Un anno di esistenze compresse da regole che, eliminando ogni differenza per salvare il maggior numero possibile di vite, non si sono curate né delle nostre ragioni né delle forme delle nostre giornate. L’impressione di essere un* fra tanti, volto sfocato nell’istantanea dell’umanità. E non è per niente piacevole.
Un anno di insofferenza per i limiti. Quando la tutela della salute degli altri è il confine della scelta individuale, ci si può stupire ricordando che è questo confine a fare dell’anarchia la libertà, ma ci si può anche sentire in trappola a causa degli altri. E non è per niente facile da accettare.
La spinta verso l’esterno
All’aumentare della pressione è aumentato il bisogno, fisico, di reazione, di riconnessione. Un tentativo di cambiamento che prova a fare del problema la soluzione. Un tentativo testardo di dimostrare che non è vero, che ci siamo, esistiamo, decidiamo.
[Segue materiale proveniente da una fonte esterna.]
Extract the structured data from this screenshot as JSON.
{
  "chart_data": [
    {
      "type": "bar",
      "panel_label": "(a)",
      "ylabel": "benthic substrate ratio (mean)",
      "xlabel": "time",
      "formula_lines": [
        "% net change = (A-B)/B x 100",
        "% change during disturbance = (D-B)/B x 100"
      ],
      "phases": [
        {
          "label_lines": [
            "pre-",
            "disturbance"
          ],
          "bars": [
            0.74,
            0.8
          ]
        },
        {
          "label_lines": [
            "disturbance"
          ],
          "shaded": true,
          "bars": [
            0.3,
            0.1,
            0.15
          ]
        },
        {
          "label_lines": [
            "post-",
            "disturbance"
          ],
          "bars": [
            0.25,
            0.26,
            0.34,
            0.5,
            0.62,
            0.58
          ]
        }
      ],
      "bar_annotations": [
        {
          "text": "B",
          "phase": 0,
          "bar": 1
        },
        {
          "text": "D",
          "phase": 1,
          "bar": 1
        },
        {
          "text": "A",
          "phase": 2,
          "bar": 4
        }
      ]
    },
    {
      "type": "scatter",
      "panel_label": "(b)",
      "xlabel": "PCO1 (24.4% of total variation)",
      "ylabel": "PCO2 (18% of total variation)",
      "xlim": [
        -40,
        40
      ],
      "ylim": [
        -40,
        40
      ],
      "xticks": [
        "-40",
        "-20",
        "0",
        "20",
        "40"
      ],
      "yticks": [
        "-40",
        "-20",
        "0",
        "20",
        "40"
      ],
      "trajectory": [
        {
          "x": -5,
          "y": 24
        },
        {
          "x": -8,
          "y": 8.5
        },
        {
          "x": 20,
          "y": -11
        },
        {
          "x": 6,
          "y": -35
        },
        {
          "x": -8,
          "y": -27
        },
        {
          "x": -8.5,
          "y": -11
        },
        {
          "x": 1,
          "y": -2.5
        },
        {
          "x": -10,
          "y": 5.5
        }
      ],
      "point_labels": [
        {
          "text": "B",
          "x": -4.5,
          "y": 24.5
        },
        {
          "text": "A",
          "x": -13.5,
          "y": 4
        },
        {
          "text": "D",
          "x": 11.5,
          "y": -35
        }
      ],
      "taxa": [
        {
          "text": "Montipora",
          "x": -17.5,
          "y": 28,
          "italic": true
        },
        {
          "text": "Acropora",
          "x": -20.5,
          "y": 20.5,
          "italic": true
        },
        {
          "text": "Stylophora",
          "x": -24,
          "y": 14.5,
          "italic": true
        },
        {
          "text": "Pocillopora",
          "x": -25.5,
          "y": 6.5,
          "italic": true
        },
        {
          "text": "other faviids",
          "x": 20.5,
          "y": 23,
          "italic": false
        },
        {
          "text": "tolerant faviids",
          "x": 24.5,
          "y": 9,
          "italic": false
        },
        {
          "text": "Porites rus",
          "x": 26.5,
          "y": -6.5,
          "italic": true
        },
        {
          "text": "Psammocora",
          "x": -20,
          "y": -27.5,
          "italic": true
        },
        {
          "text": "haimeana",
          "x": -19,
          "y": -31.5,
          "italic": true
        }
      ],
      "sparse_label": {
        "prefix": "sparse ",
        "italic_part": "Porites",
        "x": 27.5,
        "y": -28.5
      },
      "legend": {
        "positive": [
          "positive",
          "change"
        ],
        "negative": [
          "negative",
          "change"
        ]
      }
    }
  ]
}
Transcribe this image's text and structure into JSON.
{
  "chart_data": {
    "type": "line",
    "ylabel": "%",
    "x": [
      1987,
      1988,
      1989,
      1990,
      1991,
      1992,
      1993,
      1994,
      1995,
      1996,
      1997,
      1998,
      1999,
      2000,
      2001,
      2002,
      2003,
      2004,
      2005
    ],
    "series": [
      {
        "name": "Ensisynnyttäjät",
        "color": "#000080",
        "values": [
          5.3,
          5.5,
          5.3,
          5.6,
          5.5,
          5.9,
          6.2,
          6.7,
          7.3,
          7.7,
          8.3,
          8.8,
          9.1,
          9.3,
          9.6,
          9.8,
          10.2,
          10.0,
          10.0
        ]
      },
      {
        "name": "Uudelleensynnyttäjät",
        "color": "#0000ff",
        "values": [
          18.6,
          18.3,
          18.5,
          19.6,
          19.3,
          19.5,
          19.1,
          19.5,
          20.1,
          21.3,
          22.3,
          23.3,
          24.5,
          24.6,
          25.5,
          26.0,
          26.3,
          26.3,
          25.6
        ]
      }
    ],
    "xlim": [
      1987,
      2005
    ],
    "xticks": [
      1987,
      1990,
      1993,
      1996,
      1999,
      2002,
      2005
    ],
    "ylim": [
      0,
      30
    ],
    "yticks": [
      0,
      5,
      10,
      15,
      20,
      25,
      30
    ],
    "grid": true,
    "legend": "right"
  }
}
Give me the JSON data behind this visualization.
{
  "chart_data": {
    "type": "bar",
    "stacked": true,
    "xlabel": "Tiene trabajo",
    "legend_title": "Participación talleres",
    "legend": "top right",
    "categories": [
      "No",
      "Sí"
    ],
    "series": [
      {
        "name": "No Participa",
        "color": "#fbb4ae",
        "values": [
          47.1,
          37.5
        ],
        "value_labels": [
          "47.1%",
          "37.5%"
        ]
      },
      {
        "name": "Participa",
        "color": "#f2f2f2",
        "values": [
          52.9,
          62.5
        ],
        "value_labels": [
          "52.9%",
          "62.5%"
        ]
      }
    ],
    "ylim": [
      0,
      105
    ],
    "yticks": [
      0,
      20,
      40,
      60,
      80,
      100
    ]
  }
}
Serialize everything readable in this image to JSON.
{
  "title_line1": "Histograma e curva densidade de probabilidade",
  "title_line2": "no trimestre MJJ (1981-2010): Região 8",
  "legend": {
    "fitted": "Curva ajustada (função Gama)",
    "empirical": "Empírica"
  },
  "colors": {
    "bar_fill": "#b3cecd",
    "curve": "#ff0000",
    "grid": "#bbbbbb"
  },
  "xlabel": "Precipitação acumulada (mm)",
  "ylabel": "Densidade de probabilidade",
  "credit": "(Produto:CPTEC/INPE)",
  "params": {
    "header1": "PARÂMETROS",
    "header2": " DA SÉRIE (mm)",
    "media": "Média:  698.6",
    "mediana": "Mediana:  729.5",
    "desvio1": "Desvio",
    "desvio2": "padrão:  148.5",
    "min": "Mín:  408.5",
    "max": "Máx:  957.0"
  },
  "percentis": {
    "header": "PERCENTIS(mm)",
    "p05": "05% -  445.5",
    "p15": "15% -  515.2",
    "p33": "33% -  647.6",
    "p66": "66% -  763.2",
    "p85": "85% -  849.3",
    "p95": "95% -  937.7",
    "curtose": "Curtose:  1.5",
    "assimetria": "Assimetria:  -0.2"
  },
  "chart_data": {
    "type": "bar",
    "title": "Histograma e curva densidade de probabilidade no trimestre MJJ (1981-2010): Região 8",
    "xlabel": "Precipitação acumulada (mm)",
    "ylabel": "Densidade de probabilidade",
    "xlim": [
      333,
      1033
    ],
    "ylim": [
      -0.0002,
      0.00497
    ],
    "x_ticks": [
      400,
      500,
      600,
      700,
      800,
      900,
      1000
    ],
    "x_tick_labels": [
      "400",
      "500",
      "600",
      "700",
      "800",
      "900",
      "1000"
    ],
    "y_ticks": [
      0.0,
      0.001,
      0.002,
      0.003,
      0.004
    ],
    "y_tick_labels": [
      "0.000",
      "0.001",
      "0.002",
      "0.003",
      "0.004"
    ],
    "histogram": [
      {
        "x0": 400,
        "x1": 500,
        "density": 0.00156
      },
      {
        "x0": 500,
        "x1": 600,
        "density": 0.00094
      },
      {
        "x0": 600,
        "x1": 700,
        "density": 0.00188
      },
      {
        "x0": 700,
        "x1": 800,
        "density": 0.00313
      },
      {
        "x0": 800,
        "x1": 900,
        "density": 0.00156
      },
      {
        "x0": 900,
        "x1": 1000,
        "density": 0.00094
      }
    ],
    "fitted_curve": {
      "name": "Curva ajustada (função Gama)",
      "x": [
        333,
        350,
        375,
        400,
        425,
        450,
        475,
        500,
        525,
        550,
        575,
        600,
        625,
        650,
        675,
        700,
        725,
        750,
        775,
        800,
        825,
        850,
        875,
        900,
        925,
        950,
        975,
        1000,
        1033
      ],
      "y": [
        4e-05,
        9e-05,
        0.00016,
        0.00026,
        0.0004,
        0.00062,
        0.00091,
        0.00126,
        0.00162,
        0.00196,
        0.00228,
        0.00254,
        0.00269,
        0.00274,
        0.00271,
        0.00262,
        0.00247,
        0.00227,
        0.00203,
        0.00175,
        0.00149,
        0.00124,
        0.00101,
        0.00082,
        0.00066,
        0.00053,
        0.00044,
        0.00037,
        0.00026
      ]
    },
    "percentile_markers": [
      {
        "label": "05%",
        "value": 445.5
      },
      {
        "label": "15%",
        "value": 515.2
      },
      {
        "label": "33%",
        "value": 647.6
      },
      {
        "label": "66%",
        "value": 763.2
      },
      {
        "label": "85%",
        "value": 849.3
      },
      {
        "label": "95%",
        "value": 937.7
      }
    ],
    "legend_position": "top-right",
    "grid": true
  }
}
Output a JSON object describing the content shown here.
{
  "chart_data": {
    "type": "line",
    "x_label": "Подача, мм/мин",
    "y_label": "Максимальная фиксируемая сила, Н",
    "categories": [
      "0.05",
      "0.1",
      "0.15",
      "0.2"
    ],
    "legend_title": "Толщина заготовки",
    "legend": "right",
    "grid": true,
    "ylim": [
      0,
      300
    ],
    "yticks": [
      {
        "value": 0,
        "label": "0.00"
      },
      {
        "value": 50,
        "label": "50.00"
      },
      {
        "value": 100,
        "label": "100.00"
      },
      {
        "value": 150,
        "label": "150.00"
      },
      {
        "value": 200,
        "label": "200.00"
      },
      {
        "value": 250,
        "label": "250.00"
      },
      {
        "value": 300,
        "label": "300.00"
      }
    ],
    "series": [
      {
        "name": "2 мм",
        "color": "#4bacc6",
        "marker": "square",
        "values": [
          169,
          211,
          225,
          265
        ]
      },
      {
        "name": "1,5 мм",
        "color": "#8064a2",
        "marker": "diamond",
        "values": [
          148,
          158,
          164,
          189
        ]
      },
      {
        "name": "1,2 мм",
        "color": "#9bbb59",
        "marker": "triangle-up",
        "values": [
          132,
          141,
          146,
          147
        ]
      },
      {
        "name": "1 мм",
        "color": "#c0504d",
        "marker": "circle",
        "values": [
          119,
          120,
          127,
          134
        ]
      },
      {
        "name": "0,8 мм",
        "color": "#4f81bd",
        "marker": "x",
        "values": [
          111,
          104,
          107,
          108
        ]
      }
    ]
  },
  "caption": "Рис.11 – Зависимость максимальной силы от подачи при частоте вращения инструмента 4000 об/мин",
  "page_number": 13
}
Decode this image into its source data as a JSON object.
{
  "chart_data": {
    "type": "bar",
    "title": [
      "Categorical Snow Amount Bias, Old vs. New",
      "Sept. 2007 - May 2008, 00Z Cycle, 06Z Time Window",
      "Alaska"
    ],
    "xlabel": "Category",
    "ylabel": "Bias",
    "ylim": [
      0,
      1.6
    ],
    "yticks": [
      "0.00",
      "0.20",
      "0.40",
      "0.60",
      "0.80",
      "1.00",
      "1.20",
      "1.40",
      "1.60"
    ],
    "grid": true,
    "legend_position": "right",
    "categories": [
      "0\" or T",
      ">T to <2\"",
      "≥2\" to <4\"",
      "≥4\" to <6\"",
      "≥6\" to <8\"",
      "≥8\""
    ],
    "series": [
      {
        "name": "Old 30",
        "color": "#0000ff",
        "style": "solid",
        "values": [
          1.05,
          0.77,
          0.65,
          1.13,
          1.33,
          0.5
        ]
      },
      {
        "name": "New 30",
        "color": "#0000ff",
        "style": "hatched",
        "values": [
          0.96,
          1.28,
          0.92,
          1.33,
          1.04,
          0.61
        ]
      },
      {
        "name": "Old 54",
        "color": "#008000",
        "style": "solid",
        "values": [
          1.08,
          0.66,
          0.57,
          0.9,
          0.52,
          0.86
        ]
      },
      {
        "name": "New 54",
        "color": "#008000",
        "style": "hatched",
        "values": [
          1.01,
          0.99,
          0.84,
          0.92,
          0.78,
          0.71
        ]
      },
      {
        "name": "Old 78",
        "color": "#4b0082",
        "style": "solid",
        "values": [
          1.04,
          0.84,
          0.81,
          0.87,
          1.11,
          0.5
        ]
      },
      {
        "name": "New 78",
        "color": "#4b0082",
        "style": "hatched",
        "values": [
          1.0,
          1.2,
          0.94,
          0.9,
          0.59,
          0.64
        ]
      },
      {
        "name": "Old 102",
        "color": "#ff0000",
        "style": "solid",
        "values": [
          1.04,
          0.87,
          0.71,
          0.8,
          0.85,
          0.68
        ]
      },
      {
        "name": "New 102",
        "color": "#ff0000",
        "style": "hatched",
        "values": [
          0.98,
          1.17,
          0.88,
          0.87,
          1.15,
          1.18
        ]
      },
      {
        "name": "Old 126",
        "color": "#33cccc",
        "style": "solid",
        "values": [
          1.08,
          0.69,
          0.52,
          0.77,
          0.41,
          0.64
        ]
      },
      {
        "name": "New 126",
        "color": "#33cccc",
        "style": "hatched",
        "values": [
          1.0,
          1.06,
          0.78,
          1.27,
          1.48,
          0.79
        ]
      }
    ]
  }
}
Un ripensamento che non pensa ma agisce, che non prova a ragionare e sentire ma si impone.
Un anno di paura di essere e restare irrimediabilmente sol*, trascorso gridando che non è vero. Un anno di lotta all’idea che siamo impotenti, a volte o molto spesso, anche se non lo vogliamo accettare.
Sentirsi soli o fare compagnia a sé stessi
Di quei pochi che hanno ricevuto sollievo che ne è stato? Dove sono? Di che cosa si stanno occupando?
Di sé, credo. Tra alti e bassi, tra incertezze. Contano le paure, le pettinano per vedere dietro alla chioma folta che volto nascondano, per capire da dove arrivano e che cosa vogliono dire loro con tanta foga. Si chiedono come vorrebbero che fosse il futuro, senza dare per scontato che il termine di paragone sia il prima e nient’altro. Si domandano che cosa bisogna imparare a fare, se non si stia dimenticando qualcosa o qualcuno mentre si spinge per tornare a essere liberi al punto di non sapere nemmeno di esserlo. Aspettano, parlano da soli, tengono compagnia a sé stessi.
E vissero tutti…
Quale sarebbe la morale dei 365 giorni di storie? Questa è, forse, l’unica domanda che continua a mantenere senso. Il finale deve essere scritto da qualcuno e ciascuno, se si guarda intorno, può vedere che ha tutta un’isola per cui voler scrivere il proprio.